Lauren Perl spent her summer conducting research on digital terrorism for the Simon Wiesenthal Center in Los Angeles.
The 16 year old separates her many activities into three categories: politics, “environmental stuff” (like hiking) and theater.
Lauren, who lives in Olney, is the director of field organization for MoCo Students for Change, founded following the mass shooting last year in Parkland, Fla. She also started her school’s chapter of Amnesty International in ninth grade, through which she organizes events at Poolesville High School.
“I definitely work myself to the bone. But also all of my activities interconnect very much,” Lauren said. “All these groups are fighting for the same causes.”
Every day, Lauren takes the hour-and-a-half bus ride to school, where she is a junior in the global ecology program. Lauren said the magnet program and school environment is worth the schlep. She participates in the theater program after school.
“You have kids coming from all over who want to be [in school]. And that makes all the difference,” she said. “My teachers can actively tell you what’s going on in my life at any moment. And the sort of work that you do in these programs is just incredibly unique.”
For example, her freshman class took a trip to Roosevelt Island, where they walked around and categorized each tree by type and coordinates.
“From there, we coded our own GPS system to put these coordinates in, and from there, we saw what type of trees grow on which sections of the island and we can tell soil acidity on different parts of the island,” Lauren said.
Her position with MoCo Students for Change includes getting permits for protests and vigils and organizing hearings with the school board. She said the group’s current focus is putting pressure on Montgomery County Public Schools to redraw boundary lines to desegregate schools.
“There’s no reason why those borders can’t be [changed] to fix [segregation] and benefit everybody,” Lauren said, “because you get lifted up by the peers who you’re around.”
This type of activism isn’t unique in Lauren’s family; she said her father, mother, uncle and aunt have all been involved in protests and always advocated for Jewish rights.

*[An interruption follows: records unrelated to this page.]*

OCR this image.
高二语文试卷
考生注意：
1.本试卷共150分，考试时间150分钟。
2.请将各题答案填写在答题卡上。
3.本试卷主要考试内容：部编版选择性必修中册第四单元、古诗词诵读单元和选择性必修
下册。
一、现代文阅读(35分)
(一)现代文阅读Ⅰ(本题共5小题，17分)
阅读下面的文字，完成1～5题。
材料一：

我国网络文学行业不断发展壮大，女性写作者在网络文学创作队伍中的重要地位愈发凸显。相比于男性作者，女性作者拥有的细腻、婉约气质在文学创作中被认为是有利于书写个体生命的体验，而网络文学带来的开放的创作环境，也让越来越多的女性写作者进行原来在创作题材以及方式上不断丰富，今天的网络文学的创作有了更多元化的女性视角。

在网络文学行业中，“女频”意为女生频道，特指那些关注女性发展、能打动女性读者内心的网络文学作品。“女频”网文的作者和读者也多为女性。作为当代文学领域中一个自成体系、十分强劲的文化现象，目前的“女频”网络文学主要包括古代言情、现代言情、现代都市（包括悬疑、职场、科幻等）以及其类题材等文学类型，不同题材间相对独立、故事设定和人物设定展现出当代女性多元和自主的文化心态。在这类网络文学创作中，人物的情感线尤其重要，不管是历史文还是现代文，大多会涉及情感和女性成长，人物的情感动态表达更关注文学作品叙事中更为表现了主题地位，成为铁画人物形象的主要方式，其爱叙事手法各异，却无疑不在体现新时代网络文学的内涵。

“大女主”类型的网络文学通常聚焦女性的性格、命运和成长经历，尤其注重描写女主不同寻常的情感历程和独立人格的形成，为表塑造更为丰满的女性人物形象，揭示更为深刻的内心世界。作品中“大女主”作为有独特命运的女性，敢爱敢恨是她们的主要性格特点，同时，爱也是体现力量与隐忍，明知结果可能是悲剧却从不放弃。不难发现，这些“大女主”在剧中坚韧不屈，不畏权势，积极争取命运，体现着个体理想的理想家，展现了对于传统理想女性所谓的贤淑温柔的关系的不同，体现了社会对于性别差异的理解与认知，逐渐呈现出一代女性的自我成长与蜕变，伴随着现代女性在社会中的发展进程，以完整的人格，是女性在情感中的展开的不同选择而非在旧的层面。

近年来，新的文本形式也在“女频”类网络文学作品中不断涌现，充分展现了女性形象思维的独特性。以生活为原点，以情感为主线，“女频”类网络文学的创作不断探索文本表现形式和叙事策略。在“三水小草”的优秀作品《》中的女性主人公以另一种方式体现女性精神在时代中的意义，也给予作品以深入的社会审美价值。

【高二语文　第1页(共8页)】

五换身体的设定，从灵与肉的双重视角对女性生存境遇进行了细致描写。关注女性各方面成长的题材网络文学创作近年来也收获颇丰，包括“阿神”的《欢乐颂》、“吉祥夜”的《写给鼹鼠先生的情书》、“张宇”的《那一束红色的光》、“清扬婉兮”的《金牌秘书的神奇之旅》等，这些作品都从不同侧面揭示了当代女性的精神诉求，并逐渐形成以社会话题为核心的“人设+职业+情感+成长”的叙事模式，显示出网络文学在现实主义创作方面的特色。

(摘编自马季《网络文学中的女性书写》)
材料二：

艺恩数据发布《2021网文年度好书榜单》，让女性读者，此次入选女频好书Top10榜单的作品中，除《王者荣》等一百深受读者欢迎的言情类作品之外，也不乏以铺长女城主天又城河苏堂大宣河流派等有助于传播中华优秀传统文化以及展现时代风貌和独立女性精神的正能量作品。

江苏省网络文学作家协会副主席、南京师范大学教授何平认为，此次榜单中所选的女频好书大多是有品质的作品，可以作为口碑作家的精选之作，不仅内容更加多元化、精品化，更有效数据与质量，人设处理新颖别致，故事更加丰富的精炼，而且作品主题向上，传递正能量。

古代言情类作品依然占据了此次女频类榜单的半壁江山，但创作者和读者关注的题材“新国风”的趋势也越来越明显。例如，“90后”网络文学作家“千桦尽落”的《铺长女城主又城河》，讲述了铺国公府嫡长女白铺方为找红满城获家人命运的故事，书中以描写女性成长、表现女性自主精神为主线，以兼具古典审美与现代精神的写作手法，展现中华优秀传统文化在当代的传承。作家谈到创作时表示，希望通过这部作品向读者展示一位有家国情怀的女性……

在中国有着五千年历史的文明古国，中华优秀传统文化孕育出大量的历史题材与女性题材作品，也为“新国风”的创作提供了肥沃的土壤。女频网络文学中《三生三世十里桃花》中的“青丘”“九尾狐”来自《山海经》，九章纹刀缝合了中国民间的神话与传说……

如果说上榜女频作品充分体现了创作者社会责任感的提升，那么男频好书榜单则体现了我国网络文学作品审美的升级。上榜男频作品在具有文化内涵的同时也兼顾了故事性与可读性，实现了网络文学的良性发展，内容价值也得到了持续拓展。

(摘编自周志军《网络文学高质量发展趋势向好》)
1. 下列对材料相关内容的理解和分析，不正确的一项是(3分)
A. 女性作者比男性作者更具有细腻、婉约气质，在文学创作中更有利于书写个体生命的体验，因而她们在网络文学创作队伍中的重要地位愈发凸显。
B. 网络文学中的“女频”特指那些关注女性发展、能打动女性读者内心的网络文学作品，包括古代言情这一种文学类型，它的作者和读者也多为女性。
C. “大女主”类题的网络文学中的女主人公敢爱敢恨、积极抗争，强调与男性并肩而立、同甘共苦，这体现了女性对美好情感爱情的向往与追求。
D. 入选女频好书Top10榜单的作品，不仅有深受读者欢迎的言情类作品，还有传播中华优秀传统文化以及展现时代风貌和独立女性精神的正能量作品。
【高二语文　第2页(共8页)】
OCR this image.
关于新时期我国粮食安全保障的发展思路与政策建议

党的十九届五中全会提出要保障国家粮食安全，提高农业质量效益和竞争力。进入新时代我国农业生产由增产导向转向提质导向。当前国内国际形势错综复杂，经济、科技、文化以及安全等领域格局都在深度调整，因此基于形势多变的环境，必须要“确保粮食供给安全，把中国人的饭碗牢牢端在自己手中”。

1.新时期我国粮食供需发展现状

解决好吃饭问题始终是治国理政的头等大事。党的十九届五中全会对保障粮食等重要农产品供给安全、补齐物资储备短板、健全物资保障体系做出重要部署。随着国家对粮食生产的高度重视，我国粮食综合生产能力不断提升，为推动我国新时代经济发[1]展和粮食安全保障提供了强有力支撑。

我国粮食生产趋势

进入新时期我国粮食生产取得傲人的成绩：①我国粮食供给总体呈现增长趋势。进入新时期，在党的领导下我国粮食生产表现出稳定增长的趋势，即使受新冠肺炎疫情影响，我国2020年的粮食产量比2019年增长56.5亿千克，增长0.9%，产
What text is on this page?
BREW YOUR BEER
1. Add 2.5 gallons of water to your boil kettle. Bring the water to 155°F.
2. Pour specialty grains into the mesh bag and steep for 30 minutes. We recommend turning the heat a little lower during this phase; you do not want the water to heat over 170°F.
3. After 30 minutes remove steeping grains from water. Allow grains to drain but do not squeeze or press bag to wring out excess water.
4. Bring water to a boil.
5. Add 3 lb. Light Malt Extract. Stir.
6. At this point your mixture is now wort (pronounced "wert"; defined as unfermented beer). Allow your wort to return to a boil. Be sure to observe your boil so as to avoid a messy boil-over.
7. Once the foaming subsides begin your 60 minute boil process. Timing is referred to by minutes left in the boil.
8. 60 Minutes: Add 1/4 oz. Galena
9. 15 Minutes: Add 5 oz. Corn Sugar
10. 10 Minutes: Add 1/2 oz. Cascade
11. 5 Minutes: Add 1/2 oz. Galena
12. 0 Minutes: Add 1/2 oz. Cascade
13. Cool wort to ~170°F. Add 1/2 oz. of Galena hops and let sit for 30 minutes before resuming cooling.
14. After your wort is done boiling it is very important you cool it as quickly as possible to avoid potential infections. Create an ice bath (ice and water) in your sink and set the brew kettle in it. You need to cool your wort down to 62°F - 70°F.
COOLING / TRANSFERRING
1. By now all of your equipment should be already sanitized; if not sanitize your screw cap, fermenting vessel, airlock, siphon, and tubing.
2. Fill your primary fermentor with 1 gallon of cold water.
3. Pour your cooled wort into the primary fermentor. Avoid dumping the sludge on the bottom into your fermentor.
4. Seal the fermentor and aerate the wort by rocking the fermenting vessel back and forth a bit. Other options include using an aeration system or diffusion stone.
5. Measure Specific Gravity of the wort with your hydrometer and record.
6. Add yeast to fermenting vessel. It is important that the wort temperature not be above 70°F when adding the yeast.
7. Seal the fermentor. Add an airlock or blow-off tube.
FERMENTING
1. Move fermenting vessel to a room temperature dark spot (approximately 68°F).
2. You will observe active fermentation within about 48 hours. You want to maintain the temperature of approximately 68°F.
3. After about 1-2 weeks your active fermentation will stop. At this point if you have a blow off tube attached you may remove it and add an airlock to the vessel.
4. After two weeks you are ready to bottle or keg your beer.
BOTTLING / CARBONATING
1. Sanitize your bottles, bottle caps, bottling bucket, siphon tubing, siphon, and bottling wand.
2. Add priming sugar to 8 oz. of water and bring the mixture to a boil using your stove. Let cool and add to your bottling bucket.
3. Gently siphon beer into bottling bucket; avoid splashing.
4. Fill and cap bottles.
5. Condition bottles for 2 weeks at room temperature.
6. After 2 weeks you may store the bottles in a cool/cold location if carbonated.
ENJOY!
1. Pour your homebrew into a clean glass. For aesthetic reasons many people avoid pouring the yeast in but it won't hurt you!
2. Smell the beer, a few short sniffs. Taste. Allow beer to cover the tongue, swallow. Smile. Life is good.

The Simon
Wiesenthal Center, where she researched digital terrorism this summer, has honored Lauren’s grandfather William Perl several times for his work rescuing about 40,000 Jews from Germany during the Holocaust.
“[Digital terrorism is] just the dissemination of hate speech online. So what I was specifically focusing on was podcasts and anti-Semitism in music. So those were my specialties,” Lauren said.
She wasn’t supposed to specialize in anti-Semitism research, she said, but it was the most prevalent type of hate speech in the mediums she researched.
“It’s so easily disguised as anti-Zionism,” Lauren explained. “I would also argue it’s one of the more international hatreds, so I would always find videos in Spanish, or in Arabic, and so just that made that material absolutely abundant.”
She put more than 1,000 items in a spreadsheet organized by how many views each piece had, the country of publication, what type of account it came from and whether there were outside links. Much of the material came from Scandinavia, Lauren said, and was related to the pro-Europa movement.
Most interestingly, she said, a new form of hate speech uses Fortnite and Minecraft videos to disseminate their messages.
“The reason why that’s particularly bad is because that’s aimed at kids,” Lauren said. “It’s like those videos are just asking to recruit little kids into this reign of, like, white nationalism.”
The biggest challenge of being involved with so many things? “Keeping my sanity, and also knowing what to prioritize.”
In her spare time, Lauren reads, watches comedy shows like “Saturday Night Live,” arranges piano music to fit her playing skills and goes hiking and backpacking.
She spent the summer in Los Angeles with her three older siblings, whom she says are her biggest role models.
“We’re all up in each others’ business all the time,” Lauren said, “and it kind of motivates us to be the best form of ourselves, just because you have a whole family to be accountable to.”
When she gets to college, Lauren hopes to major in public policy and minor in music theory. And she plans to continue her activism.
“It’s almost like an empowerment thing for me. I like the idea that I’m doing something really important that benefits other people,” Perl said. “I’m just trying to level the playing field.”